Big data never sleeps, or at least big data vendors don’t. We thought that after we reported and recapped all that went on at Strata+ Hadoop World, all would be calm for a while …
That didn’t happen.
Not only was there big, big data news last week such as Amazon’s announcement of Kinesis, Pivotal’s announcement of PivotalOne, DataStax’s new release and so on … there were many others we didn’t get to and we can’t let them pass without mention -- it’s news you need to know.
Udacity and Cloudera Partner to Democratize Hadoop Training
The impending third era of computing (a.k.a. “the data era”) will require a workforce that knows how to work with big data; and, needless to say, not enough people have the necessary education or training. While a number of colleges and universities are beginning to develop post-graduate degree programs around data science and Hadoop, they won’t be able to matriculate as many workers as the market is predicted to demand. Not only that, but admission to these programs is highly selective, because seats are limited and the price of tuition is high, leaving the economy without the skilled workers it needs.
Last week Cloudera and Udacity, an innovative provider of online higher education, announced an initiative around closing the skills gap. They are partnering to deliver Hadoop and data science training via Udacity's accessible online education portal. A course such as Introduction to Hadoop and MapReduce, taught by Cloudera University instructors, costs $105.00 to take (if you pre-register) and about a month to complete. And if you don’t meet the prerequisites for the class, Udacity will point you to a class that will provide them.
Splunk Gets Smarter, Kinder and Hunks-Up With Amazon
Splunk couldn’t stop making headlines last week. We already told you about Splunk's partnership with Ford that shows how a car can be turned into a data platform, but we didn’t tell you that the company was also called to the White House to moderate a panel of tech leaders who discussed big data innovation for the public good; that they brought in former Continuuity boss Todd Papaioannou as Chief Technology Officer (CTO); and that they introduced Amazon Machine Images (AMIs) for Splunk Enterprise 6 and Hunk: Splunk Analytics for Hadoop at AWS.
Jethrodata Is How Fast?
Jethrodata, an analytics index-based SQL engine for Hadoop, promises to deliver SQL queries that power reports, dashboards and ad-hoc requests as much as 100 times faster than current tools (Hive, Impala, Hawq). They say it works by combining the scalability of Hadoop with the performance of an analytical database in one system. According to the website, Jethrodata automatically indexes data as it is written into Hadoop and that queries then use indexes to access only the data they need instead of performing a full-scan of the entire dataset.
Since it’s still in beta, we have yet to hear any success stories, but if it works as promised, it’s certainly worth keeping an eye on.

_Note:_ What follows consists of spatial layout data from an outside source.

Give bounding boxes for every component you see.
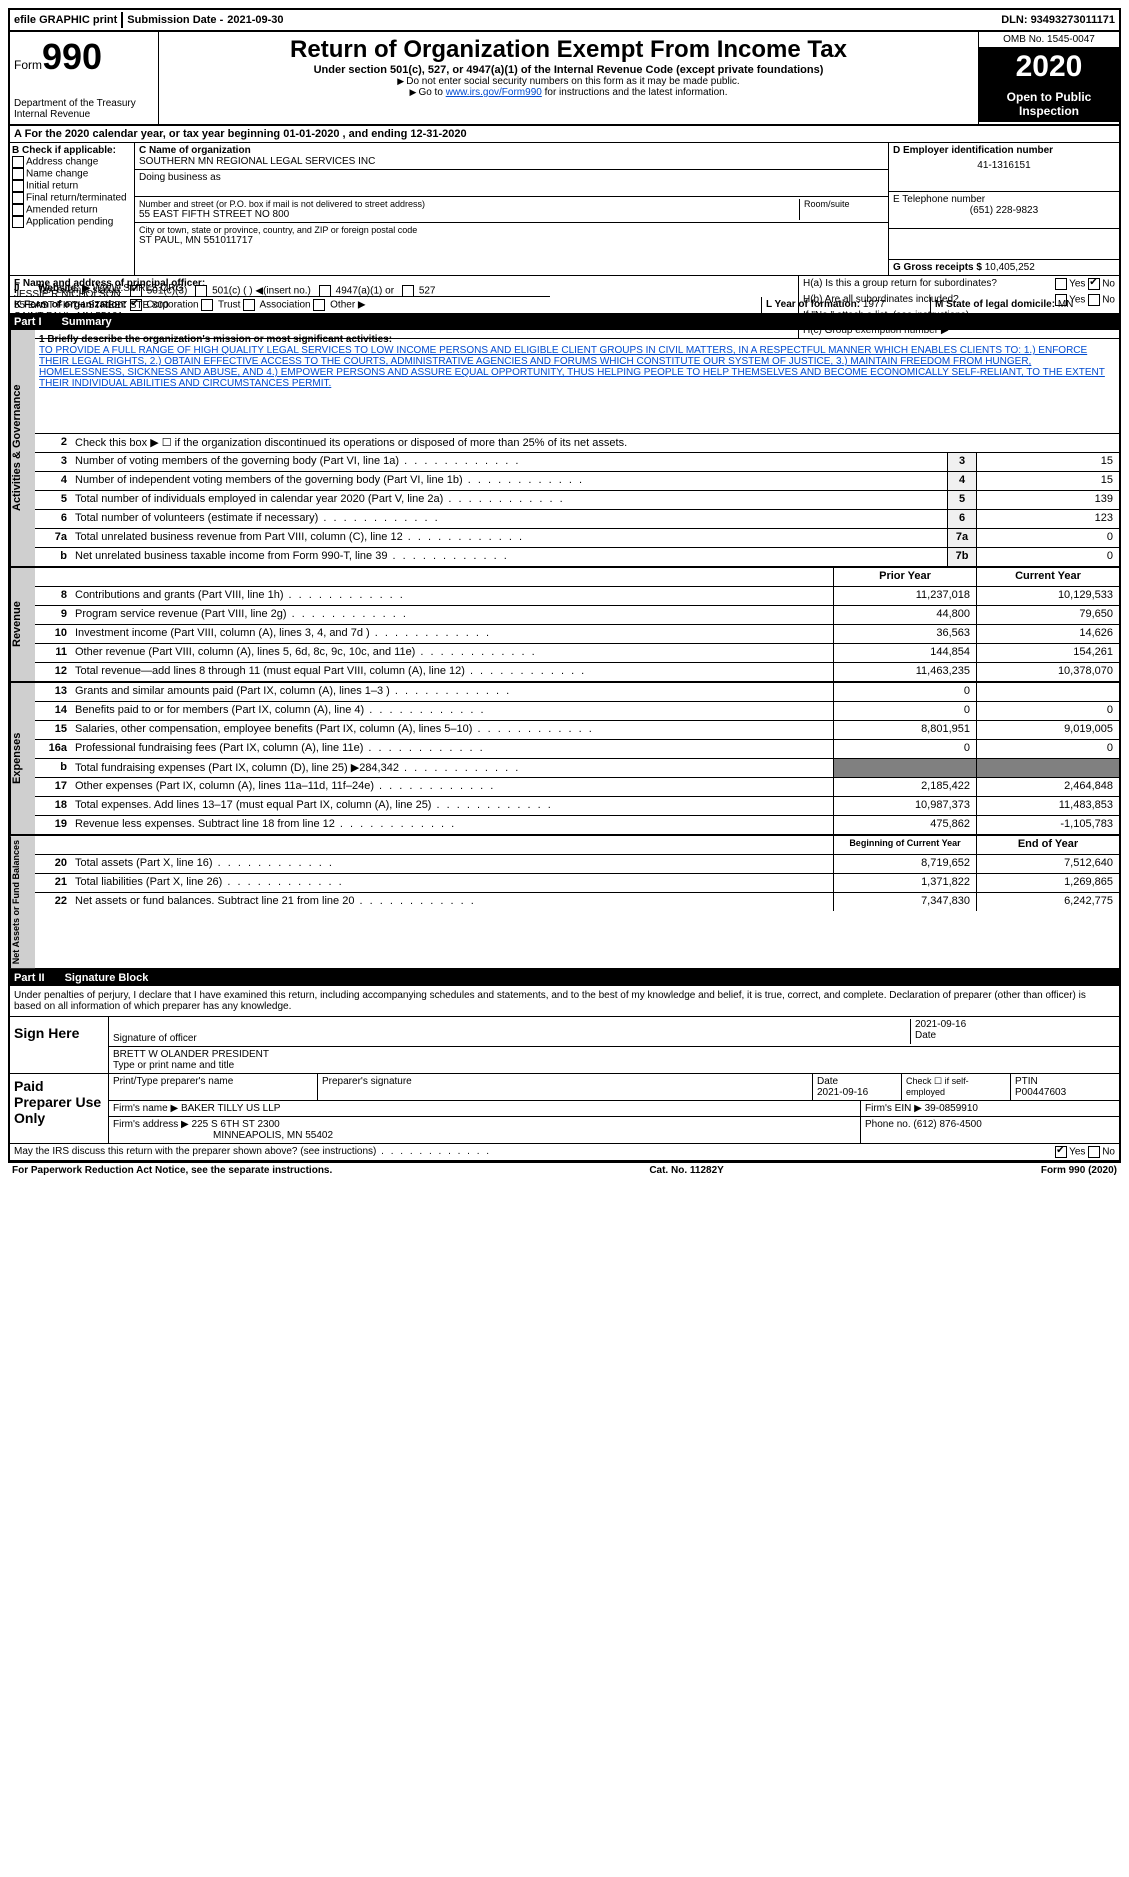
phone: (651) 228-9823 [893,205,1115,216]
expenses-section: Expenses 13Grants and similar amounts pa… [8,683,1121,836]
top-bar: efile GRAPHIC print Submission Date - 20… [8,8,1121,32]
goto-post: for instructions and the latest informat… [542,87,728,98]
activities-governance: Activities & Governance 1 Briefly descri… [8,330,1121,568]
signature-block: Under penalties of perjury, I declare th… [8,986,1121,1162]
revenue-section: Revenue Prior Year Current Year 8Contrib… [8,568,1121,683]
form-header: Form990 Department of the Treasury Inter… [8,32,1121,126]
row-a-period: A For the 2020 calendar year, or tax yea… [8,126,1121,143]
org-name: SOUTHERN MN REGIONAL LEGAL SERVICES INC [139,156,884,167]
form-subtitle: Under section 501(c), 527, or 4947(a)(1)… [163,64,974,76]
gross-receipts: 10,405,252 [985,262,1035,273]
dln-label: DLN: [1001,14,1030,26]
part2-header: Part IISignature Block [8,970,1121,986]
form-number: 990 [42,36,102,77]
tax-year: 2020 [979,48,1119,86]
mission-text: TO PROVIDE A FULL RANGE OF HIGH QUALITY … [39,345,1115,389]
org-address: 55 EAST FIFTH STREET NO 800 [139,209,799,220]
dln-value: 93493273011171 [1031,14,1115,26]
irs-link[interactable]: www.irs.gov/Form990 [446,87,542,98]
form-label: Form [14,58,42,72]
form-title: Return of Organization Exempt From Incom… [163,36,974,64]
open-public: Open to Public Inspection [979,86,1119,122]
website: WWW.SMRLS.ORG [93,283,184,294]
efile-label: efile GRAPHIC print [14,14,117,26]
submission-date: 2021-09-30 [227,14,283,26]
section-bcd: B Check if applicable: Address change Na… [8,143,1121,276]
penalty-text: Under penalties of perjury, I declare th… [10,986,1119,1017]
box-b: B Check if applicable: Address change Na… [10,143,135,275]
submission-label: Submission Date - [127,14,223,26]
goto-pre: Go to [418,87,445,98]
ein: 41-1316151 [893,160,1115,171]
footer: For Paperwork Reduction Act Notice, see … [8,1162,1121,1178]
box-d: D Employer identification number 41-1316… [888,143,1119,275]
paid-preparer: Paid Preparer Use Only Print/Type prepar… [10,1074,1119,1143]
org-city: ST PAUL, MN 551011717 [139,235,884,246]
officer-name-title: BRETT W OLANDER PRESIDENT [113,1049,1115,1060]
net-assets-section: Net Assets or Fund Balances Beginning of… [8,836,1121,970]
dept-treasury: Department of the Treasury [14,98,154,109]
ssn-warning: Do not enter social security numbers on … [406,76,739,87]
box-c: C Name of organization SOUTHERN MN REGIO… [135,143,888,275]
row-k: K Form of organization: Corporation Trus… [8,297,1121,314]
omb-number: OMB No. 1545-0047 [979,32,1119,48]
irs-label: Internal Revenue [14,109,154,120]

WANdisco Unveils Non-Stop Hadoop for Hortonworks
In the Big Data/Hadoop world, WANdisco is alone in providing 100 percent uptime for Hadoop; it does this by eliminating Hadoop’s most problematic single point of failure, the NameNode.
Last week, at the Strata Conference in London, WANdisco announced Non-Stop Hadoop for Hortonworks version 1.5. The company says that this new release includes significant performance and administration enhancements for large multi-data center Hadoop deployments.
According to a press release, WANdisco Non-Stop Hadoop is designed for Hortonworks Data Platform (HDP) 2.0 and provides the ability to schedule maintenance, imports of large data sets and other activities by time zone. The benefit? Global enterprises can now plan for server downtime and maintain performance across data centers that span multiple geographies.
WANdisco’s Non-Stop Hadoop for Hortonworks 1.5 adds support for existing Ambari installations. Apache Ambari is the operational framework for provisioning, managing and monitoring Hadoop clusters. Ambari, which is 100 percent open source, includes an intuitive collection of operator tools and a robust set of APIs that hide the complexity of Hadoop, simplifying the operation of clusters.
Amadeus and Couchbase Partner to Provide Better Shopping Experiences for Travelers
Want to talk about an annoying online shopping experience? How about selecting a trip, finding a price that’s acceptable and then finding out that it has changed (for the worse) when you go to book it.
Some of us might think that the website we’re dealing with is intentionally deceiving, but that’s not necessarily the case; it could be that the provider’s data management backbone doesn’t provide for replication that’s fast enough.
To solve this problem, Amadeus, which provides technology to the travel industry, is partnering with NoSQL document database provider Couchbase.